一个python/numpy的迭代版本的答案https://stackoverflow.com/a/22640362/6029703在这里。对于大数据(100000+),此代码比计算平均和标准偏差的速度更快。

def peak_detection_smoothed_zscore_v2(x, lag, threshold, influence):
    '''
    iterative smoothed z-score algorithm
    Implementation of algorithm from https://stackoverflow.com/a/22640362/6029703
    '''
    import numpy as np
    labels = np.zeros(len(x))
    filtered_y = np.array(x)
    avg_filter = np.zeros(len(x))
    std_filter = np.zeros(len(x))
    var_filter = np.zeros(len(x))

    avg_filter[lag - 1] = np.mean(x[0:lag])
    std_filter[lag - 1] = np.std(x[0:lag])
    var_filter[lag - 1] = np.var(x[0:lag])
    for i in range(lag, len(x)):
        if abs(x[i] - avg_filter[i - 1]) > threshold * std_filter[i - 1]:
            if x[i] > avg_filter[i - 1]:
                labels[i] = 1
            else:
                labels[i] = -1
            filtered_y[i] = influence * x[i] + (1 - influence) * filtered_y[i - 1]
        else:
            labels[i] = 0
            filtered_y[i] = x[i]
        # update avg, var, std
        avg_filter[i] = avg_filter[i - 1] + 1. / lag * (filtered_y[i] - filtered_y[i - lag])
        var_filter[i] = var_filter[i - 1] + 1. / lag * ((filtered_y[i] - avg_filter[i - 1]) ** 2 - (
            filtered_y[i - lag] - avg_filter[i - 1]) ** 2 - (filtered_y[i] - filtered_y[i - lag]) ** 2 / lag)
        std_filter[i] = np.sqrt(var_filter[i])

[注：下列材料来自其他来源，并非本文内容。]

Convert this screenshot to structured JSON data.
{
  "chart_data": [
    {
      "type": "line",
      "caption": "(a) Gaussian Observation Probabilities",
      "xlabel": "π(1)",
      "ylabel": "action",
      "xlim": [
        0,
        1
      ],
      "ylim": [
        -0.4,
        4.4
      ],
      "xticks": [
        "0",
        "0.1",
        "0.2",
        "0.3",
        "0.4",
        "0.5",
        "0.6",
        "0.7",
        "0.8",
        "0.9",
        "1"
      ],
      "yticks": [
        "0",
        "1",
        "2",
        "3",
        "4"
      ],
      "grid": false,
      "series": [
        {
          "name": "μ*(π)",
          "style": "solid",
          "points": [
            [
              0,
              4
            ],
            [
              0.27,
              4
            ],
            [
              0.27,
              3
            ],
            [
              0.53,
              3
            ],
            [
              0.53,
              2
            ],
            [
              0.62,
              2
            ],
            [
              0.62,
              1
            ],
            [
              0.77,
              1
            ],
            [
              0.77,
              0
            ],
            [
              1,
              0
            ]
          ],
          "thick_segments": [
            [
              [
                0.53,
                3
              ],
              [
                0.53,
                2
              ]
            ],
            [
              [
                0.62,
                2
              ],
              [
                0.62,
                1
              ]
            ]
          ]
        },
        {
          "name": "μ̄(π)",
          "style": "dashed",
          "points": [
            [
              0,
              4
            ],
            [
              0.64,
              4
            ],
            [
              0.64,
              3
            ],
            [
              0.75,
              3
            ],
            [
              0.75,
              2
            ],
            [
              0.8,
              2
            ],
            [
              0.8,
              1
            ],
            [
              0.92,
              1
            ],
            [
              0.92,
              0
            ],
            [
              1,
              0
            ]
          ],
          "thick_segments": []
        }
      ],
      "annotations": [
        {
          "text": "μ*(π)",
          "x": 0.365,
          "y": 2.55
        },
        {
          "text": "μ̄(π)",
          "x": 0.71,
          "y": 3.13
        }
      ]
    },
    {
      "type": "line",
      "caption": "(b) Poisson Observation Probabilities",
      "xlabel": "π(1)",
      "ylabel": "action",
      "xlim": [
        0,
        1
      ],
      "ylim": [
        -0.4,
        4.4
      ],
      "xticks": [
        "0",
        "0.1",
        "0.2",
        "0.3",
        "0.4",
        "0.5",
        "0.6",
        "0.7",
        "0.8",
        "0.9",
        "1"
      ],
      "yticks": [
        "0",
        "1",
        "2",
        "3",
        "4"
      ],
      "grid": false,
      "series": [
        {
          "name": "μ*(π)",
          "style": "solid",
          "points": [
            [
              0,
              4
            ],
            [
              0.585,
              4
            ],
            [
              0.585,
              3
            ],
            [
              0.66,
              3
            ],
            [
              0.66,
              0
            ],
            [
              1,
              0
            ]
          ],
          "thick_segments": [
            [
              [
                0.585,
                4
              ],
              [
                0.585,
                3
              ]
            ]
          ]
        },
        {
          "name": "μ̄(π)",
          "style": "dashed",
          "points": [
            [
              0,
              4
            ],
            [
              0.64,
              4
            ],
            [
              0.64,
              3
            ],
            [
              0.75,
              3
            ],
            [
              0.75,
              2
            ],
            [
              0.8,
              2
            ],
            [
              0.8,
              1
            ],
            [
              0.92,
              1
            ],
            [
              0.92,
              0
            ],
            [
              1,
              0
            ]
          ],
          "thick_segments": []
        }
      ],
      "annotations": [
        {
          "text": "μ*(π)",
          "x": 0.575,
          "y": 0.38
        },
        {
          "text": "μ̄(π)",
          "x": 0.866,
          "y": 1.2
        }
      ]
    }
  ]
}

    return dict(signals=labels,
                avgFilter=avg_filter,
                stdFilter=std_filter)

在计算拓扑学中,持久同调的思想导致一个有效的 -快如排序数字-解决方案。它不仅检测峰值,还以一种自然的方式量化峰值的“重要性”,使您能够选择对您重要的峰值。

算法的总结。 在一维设置(时间序列,实值信号)中,算法可以简单地描述为下图:

Think of the function graph (or its sub-level set) as a landscape and consider a decreasing water level starting at level infinity (or 1.8 in this picture). While the level decreases, at local maxima islands pop up. At local minima these islands merge together. One detail in this idea is that the island that appeared later in time is merged into the island that is older. The "persistence" of an island is its birth time minus its death time. The lengths of the blue bars depict the persistence, which is the above mentioned "significance" of a peak.

效率。 在对函数值进行排序之后,找到一个在线性时间内运行的实现并不难——实际上它是一个单一的、简单的循环。因此,这种实现在实践中应该是快速的,也很容易实现。

参考文献 一篇关于整个故事的文章和对持久同调(计算代数拓扑中的一个领域)动机的引用可以在这里找到: https://www.sthu.org/blog/13-perstopology-peakdetection/index.html

函数scipy.signal。Find_peaks,顾名思义,在这方面很有用。但是要得到好的峰值提取,必须了解其参数宽度、阈值、距离和突出度。

根据我的测试和文档,突出的概念是“有用的概念”,可以保留好的峰值,丢弃噪声峰值。

什么是(地形)突出?它是“从山顶下降到任何更高地形所需的最低高度”,如下图所示:

这个想法是:

突出位置越高,山峰就越“重要”。